Yet to speak of the whole world as metaphor is still to stick to the contents of the mind Wallace Stevens
Known for her subtle and elegant work employing a variety of media, Hirst's art is perhaps best described as an exploration of serendipity that can occur in unintended and unexpected places. Her sources may be particular objects or certain words whose meaning she may subtly shift by manipulation or juxtaposition. Hirst's output is multifarious, including drawing, sculpture, etched glass, collage, printed text and photography. While avoiding simple categorisation, Hirst's art is always characterised by a measured stance and sensitivity towards materials that has been present since she graduated in the late 1980s. Of her generation Hirst has remained one of the most consistent and discerning.
Penny Sexton, Curator
These objects pack power, but writing about it is well nigh impossible.
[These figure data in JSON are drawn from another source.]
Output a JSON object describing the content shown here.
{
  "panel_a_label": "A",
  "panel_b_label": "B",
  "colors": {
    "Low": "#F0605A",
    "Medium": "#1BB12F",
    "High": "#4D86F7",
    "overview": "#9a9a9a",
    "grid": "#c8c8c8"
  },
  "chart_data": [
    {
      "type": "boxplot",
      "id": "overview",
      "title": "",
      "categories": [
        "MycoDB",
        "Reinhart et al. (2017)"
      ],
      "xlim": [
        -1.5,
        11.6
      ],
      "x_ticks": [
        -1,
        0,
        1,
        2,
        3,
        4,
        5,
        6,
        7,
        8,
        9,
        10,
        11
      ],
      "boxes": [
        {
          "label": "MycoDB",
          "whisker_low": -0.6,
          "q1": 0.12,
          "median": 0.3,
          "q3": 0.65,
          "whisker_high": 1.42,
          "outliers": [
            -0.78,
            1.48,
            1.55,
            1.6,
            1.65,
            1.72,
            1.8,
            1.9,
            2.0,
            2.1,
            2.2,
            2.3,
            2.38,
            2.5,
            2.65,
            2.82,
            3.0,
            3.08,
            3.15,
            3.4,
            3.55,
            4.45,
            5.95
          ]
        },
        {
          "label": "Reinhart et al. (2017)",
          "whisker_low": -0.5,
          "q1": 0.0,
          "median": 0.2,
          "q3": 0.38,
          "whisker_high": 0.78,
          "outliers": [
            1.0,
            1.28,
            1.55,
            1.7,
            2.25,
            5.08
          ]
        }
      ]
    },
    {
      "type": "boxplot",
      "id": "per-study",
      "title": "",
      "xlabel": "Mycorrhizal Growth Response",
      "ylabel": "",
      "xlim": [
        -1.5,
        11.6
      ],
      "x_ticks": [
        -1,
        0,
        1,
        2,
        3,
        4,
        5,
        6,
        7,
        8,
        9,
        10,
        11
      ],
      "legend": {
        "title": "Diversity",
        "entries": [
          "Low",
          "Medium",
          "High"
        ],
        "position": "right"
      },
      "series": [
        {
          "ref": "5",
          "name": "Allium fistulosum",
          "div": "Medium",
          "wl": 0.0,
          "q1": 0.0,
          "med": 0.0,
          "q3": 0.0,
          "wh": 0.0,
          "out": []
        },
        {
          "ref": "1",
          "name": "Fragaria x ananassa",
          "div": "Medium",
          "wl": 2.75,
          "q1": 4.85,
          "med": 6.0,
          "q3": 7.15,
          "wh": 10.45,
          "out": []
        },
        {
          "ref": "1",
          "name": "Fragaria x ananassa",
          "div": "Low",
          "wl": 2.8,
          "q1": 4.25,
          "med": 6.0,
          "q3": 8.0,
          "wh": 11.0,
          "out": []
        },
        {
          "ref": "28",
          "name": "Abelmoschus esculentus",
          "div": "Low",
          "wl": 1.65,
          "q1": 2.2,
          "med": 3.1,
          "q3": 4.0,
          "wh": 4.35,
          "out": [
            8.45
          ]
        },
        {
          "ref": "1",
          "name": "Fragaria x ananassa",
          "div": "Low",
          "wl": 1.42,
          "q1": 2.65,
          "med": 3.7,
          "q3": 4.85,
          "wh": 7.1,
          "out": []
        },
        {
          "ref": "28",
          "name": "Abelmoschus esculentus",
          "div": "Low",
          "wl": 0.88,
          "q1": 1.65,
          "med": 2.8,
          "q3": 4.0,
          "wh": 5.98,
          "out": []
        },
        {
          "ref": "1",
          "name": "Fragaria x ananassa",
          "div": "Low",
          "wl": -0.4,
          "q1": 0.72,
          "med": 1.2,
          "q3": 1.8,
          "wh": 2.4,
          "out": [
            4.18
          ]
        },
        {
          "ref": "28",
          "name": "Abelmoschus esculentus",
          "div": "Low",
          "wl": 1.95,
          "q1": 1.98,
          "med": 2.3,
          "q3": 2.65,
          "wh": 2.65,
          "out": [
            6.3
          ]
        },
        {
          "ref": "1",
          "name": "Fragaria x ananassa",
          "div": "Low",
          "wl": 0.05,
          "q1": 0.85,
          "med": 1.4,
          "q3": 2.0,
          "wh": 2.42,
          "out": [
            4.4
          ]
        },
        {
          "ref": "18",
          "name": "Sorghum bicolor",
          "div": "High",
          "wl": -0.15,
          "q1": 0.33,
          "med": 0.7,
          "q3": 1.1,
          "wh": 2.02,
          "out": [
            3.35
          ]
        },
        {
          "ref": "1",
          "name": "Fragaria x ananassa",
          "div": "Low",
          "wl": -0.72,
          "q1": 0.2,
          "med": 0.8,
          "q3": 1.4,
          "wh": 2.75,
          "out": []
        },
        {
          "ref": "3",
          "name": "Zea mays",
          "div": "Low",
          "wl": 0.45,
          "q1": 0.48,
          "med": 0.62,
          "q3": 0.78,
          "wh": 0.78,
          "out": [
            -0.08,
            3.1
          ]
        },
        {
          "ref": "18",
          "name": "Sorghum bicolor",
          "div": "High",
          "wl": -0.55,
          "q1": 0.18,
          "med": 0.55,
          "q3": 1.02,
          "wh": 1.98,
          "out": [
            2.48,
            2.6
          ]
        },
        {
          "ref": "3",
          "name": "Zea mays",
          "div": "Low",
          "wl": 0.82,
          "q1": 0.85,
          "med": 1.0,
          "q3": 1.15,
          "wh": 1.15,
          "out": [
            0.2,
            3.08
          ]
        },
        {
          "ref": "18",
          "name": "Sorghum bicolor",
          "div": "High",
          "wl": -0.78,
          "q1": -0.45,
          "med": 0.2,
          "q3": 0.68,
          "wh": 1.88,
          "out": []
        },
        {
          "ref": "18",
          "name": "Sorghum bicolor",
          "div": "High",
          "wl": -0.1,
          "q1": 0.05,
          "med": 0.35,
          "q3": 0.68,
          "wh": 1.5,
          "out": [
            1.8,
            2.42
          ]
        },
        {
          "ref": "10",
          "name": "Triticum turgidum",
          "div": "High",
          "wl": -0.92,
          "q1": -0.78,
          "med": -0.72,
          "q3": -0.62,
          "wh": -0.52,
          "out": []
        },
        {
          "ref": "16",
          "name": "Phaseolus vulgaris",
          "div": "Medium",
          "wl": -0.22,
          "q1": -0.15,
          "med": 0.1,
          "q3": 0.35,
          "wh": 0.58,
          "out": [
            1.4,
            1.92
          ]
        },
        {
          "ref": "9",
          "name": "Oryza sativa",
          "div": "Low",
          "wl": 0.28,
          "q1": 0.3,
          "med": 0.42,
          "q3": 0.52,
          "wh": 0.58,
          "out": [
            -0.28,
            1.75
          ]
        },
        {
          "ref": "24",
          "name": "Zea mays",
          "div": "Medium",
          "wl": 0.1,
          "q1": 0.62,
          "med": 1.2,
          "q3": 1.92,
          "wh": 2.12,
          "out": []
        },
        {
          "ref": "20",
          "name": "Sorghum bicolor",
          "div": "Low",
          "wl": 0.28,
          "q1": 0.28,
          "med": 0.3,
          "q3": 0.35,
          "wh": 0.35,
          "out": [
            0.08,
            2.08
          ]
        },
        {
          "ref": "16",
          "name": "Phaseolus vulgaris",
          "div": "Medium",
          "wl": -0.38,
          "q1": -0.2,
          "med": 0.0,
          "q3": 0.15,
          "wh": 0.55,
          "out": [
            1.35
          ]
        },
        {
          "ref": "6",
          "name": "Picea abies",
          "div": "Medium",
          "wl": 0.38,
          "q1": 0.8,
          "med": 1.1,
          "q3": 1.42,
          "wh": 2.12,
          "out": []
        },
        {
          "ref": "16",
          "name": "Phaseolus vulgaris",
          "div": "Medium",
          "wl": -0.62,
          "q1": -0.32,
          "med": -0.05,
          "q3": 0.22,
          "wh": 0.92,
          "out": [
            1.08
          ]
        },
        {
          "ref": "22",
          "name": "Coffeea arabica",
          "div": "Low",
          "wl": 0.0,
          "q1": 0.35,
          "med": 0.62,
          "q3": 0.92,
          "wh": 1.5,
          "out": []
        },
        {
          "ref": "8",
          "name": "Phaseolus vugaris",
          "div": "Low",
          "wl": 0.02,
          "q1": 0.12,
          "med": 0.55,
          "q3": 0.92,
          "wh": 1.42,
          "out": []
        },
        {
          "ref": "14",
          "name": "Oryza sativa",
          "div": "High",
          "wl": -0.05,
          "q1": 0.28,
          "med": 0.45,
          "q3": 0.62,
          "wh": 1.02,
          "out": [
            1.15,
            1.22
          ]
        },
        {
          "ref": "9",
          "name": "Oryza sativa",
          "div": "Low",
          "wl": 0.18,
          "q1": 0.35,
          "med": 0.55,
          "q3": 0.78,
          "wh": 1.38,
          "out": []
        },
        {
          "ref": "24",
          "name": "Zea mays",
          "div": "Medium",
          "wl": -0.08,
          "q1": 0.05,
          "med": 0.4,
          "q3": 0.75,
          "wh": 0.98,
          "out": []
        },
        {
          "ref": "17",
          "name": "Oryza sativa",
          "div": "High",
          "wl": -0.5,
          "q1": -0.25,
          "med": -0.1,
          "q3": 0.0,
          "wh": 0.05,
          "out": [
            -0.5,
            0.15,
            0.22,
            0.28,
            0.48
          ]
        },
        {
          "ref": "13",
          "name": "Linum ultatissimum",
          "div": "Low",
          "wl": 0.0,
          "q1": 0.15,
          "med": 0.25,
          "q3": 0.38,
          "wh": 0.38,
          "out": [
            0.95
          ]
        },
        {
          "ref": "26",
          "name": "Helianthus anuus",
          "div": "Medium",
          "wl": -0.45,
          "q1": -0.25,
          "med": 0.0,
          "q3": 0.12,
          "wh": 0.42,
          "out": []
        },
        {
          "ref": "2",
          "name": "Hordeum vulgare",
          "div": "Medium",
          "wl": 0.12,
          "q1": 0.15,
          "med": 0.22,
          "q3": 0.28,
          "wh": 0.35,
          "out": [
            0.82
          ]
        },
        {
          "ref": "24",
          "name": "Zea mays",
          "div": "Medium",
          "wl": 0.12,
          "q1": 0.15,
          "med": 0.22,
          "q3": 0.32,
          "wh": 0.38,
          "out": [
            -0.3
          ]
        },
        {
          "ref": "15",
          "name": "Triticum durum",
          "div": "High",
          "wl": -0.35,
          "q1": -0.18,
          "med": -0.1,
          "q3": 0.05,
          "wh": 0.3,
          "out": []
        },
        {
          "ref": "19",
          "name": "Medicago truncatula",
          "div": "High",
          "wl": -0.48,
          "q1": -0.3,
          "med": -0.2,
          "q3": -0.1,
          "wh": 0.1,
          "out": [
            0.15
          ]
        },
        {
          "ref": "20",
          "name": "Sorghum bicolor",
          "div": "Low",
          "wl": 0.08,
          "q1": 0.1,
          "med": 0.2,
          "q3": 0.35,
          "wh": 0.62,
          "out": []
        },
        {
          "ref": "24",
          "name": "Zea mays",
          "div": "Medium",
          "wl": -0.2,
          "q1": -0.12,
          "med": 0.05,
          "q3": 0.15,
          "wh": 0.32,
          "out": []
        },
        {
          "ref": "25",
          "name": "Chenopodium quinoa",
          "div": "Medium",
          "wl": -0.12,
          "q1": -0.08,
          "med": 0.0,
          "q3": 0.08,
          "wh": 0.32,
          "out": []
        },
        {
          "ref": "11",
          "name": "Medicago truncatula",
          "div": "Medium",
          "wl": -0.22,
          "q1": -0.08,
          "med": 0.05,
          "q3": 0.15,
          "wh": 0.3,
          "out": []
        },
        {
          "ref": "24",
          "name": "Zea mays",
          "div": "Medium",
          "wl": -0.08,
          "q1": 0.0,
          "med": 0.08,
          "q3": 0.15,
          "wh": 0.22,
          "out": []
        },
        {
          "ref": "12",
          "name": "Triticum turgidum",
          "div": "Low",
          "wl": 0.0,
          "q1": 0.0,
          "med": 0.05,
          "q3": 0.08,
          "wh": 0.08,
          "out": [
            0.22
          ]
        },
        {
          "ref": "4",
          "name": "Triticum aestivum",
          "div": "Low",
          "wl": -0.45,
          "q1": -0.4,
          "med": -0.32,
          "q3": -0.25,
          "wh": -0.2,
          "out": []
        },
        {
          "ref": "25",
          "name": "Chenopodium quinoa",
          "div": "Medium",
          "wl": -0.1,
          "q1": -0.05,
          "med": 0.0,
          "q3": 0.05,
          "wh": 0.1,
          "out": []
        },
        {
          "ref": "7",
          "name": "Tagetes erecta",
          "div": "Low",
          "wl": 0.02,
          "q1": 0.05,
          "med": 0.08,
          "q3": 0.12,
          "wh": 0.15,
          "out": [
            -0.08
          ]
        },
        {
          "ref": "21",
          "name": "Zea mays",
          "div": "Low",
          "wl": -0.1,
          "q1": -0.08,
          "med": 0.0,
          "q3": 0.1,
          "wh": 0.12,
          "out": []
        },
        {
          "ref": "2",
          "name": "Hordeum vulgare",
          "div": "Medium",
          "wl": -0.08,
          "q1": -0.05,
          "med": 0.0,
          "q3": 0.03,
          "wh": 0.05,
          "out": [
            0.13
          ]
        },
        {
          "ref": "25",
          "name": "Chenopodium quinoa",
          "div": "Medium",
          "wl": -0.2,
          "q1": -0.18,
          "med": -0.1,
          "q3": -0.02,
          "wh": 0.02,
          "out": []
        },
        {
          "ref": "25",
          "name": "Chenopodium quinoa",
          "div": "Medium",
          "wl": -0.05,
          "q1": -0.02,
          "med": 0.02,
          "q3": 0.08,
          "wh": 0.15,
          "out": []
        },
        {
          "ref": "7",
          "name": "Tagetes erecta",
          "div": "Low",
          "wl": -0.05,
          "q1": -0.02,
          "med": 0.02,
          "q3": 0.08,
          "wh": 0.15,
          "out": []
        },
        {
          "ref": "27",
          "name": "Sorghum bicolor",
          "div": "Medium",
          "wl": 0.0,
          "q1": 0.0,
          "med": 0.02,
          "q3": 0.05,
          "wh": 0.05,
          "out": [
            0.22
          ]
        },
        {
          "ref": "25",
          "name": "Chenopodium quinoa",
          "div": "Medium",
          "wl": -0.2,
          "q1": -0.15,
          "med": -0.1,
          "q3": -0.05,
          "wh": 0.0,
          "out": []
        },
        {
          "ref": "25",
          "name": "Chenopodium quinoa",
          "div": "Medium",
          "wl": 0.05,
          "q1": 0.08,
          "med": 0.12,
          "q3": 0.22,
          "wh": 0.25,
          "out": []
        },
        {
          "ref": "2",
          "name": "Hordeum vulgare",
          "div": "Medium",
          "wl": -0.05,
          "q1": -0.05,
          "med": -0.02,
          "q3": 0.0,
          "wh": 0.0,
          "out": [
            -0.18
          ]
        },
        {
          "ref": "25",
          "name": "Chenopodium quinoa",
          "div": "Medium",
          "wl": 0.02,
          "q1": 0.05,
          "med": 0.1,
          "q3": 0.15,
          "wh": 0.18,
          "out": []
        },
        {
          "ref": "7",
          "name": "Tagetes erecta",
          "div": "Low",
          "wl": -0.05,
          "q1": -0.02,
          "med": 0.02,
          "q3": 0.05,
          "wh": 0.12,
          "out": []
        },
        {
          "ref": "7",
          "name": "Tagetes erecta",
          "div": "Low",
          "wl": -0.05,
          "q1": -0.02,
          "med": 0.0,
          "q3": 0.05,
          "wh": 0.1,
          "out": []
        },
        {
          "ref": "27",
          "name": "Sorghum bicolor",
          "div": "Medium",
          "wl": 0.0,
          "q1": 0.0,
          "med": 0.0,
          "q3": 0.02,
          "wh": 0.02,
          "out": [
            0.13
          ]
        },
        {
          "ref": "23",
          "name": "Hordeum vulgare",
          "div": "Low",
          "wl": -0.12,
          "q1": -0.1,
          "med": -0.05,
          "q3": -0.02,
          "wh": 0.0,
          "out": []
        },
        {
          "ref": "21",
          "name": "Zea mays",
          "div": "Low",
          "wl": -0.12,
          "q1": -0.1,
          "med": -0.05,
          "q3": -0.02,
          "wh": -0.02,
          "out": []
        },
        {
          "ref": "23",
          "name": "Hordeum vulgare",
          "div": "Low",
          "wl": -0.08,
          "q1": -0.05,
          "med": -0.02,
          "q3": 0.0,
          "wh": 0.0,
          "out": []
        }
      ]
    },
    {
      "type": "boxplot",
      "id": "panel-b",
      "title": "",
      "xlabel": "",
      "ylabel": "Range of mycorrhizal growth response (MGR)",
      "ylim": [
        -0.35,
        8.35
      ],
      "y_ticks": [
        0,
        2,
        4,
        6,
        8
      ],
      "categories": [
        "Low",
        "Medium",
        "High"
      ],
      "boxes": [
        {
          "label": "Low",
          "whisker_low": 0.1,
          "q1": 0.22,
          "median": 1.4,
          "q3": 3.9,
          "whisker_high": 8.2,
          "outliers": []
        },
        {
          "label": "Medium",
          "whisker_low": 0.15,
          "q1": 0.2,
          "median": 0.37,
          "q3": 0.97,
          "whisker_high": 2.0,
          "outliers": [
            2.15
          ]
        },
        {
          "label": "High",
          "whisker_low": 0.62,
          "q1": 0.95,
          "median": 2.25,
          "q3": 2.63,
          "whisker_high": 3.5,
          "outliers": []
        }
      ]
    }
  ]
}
What is really noticeable is that Hirst understands metaphors. She can summon and control them. This is a rare gift. What she seems to do is this: she suggests a number of possible metaphors, but fulfils none of them. At the same time she ensures that they are coherent one with another. This sets up a kind of magnetic field of associations in which (the viewer feels) the imagination is held, as if suspended, or floating. And in this way the work's subject becomes not just the connections, but the very idea of connection itself. This in turn becomes metaphorical: it is about language, and human relationships.